Love Afghani Style
Talk about robbing the cradle.... (h/t Religion of Peace)
Gulghoti is a beautiful young woman of 25. Her dark eyes soften, then fill with tears as she looks at Hekmat, a quiet, skinny six-year-old who lives with her. "I have brought him up since he was three," she said, her voice breaking. "I even used to feed him."
The boy is not her child, her brother, or even her stepson. He is her husband.
"My life is just one big problem," she said. "Please tell other people not to do this." Six years ago, Gulghoti, who lives in southern Helmand province, had married another man to whom she had been betrothed since they were both children. Once the parents had agreed on the match and the terms, the deal was almost impossible to break, even after her fiancé was seriously injured in an accident. Her father died when she was young, and her widowed mother did not have the means to resist pressure to honor the contract. Gulghoti duly married her disabled fiancé when she was 19, but he died after a year, leaving her a widow.
According to custom in this predominantly Pashtun region, once a woman marries, she remains more or less the property of her husband's family. If she is widowed, she will commonly be married off to a relative of her deceased husband.

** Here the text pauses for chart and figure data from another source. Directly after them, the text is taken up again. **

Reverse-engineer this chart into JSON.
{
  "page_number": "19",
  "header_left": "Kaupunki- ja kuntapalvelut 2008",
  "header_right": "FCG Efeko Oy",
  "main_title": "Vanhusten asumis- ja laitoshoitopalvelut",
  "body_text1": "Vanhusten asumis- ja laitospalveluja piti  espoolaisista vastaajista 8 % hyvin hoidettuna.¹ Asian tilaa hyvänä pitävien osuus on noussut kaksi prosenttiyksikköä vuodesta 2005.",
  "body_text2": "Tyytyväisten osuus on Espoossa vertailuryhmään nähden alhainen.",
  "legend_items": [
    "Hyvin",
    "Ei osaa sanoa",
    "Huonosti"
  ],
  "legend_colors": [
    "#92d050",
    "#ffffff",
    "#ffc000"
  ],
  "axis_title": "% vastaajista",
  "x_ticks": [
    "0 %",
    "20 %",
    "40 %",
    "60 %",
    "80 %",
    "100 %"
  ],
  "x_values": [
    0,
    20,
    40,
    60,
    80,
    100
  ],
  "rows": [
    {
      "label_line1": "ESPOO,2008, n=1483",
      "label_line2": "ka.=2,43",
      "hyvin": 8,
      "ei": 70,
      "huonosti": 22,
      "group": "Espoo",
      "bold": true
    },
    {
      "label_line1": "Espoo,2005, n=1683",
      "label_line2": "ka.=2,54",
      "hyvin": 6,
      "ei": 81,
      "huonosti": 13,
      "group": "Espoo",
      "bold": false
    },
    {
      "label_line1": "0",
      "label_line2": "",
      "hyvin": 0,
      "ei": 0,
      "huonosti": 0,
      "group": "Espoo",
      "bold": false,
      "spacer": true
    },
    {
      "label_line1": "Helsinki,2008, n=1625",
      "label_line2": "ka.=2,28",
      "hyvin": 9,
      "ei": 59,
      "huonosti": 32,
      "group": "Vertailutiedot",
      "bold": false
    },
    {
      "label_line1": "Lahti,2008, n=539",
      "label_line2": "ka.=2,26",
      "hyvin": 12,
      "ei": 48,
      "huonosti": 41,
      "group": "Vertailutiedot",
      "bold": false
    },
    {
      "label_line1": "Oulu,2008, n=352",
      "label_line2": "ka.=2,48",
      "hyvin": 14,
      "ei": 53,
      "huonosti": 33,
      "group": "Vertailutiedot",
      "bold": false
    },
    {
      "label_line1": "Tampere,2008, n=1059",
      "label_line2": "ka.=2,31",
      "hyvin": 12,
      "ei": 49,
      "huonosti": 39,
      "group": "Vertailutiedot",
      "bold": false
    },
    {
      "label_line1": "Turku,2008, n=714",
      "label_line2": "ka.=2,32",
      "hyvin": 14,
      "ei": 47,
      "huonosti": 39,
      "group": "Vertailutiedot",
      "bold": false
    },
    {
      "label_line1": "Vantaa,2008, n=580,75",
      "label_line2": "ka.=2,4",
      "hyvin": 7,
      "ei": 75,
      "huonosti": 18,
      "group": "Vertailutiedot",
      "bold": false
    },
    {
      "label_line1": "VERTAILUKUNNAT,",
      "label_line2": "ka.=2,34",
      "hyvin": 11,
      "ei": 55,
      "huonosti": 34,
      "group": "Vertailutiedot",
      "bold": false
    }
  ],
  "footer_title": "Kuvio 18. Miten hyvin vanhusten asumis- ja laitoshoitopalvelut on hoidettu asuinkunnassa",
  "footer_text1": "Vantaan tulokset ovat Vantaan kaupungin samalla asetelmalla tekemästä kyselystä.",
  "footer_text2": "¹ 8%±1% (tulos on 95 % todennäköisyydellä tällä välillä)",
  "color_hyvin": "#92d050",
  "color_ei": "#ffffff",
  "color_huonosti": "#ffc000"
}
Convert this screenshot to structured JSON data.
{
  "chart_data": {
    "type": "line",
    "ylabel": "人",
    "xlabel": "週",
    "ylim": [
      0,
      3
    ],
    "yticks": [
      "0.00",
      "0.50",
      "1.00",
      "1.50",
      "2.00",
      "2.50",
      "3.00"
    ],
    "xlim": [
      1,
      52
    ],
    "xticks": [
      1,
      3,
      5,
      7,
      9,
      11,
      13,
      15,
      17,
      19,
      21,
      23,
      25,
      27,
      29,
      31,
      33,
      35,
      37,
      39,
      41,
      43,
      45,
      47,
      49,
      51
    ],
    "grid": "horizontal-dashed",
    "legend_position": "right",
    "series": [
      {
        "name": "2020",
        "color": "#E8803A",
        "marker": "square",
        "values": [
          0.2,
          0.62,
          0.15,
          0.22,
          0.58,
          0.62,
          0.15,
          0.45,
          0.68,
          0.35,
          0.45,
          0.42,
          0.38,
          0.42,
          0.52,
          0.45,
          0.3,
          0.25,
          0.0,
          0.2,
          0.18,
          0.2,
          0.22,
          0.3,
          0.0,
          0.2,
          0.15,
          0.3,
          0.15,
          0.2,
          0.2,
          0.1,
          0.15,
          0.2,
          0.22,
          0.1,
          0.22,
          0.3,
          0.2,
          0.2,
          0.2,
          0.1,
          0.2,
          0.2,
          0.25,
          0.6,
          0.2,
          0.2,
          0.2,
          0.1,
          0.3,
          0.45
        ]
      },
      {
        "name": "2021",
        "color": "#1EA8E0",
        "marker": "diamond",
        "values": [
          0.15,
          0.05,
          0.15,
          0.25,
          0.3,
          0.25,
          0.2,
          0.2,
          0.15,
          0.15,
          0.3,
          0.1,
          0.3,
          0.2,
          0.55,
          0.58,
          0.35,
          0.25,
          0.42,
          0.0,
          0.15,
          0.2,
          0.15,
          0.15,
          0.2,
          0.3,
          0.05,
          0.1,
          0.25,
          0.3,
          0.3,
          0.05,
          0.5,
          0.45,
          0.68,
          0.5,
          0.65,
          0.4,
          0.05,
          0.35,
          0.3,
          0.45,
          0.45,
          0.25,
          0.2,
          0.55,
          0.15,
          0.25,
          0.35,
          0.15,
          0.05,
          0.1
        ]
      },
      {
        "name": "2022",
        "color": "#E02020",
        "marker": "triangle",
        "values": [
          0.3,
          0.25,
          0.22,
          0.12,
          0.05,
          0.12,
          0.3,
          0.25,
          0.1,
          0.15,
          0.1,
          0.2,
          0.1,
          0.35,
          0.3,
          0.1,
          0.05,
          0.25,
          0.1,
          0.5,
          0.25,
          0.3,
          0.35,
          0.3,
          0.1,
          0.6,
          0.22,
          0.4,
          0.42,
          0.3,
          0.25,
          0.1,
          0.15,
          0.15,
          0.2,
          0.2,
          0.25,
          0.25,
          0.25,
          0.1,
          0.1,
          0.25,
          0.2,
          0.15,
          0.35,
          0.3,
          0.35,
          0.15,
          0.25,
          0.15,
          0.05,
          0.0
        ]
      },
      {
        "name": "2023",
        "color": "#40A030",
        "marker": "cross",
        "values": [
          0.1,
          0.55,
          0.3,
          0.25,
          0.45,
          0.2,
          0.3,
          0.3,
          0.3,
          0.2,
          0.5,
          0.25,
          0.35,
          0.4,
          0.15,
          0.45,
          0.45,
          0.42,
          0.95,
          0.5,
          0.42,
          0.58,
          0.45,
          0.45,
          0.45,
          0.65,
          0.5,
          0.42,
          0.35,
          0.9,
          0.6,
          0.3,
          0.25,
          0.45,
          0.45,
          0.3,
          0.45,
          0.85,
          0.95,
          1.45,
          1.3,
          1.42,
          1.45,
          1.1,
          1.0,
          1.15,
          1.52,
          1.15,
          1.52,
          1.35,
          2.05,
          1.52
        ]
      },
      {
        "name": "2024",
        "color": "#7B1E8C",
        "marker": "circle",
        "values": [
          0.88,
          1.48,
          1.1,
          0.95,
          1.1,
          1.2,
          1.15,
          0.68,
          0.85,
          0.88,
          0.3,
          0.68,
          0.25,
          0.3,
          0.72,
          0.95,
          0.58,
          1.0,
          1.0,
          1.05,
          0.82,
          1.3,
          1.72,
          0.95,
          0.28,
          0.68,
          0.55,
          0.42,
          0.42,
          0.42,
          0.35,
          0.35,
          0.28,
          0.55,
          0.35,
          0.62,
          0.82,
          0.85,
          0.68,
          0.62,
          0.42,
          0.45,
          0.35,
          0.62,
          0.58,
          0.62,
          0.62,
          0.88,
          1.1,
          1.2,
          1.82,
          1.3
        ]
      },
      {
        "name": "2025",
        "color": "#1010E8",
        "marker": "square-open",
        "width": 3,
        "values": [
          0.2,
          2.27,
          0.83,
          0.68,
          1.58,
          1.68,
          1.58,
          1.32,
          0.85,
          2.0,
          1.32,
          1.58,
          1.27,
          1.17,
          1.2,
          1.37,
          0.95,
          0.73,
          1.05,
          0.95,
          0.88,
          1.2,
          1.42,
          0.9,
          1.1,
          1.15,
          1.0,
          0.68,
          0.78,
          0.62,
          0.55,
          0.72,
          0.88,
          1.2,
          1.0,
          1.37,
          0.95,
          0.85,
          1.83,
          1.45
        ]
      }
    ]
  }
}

"I had to obey these rules, and marry my husband's younger brother," said Gulghoti. This happened despite the fact that Hekmat was only three at the time. "They forced me to marry this baby," she said. "By the time he reaches adolescence, I will be an old woman."
Hekmat does not understand that the woman who bathes him, looks after him, and prepares his meals is actually his wife. He calls her khala - "auntie." He is small and shy, and shrinks away from strangers. He does not attend school - no one in his family is literate.
In Afghanistan, parents sometimes betroth their children almost as soon as they are born. There are cases of 10-day-old children being engaged or even married to each other, despite legal and religious prohibitions against underage marriages.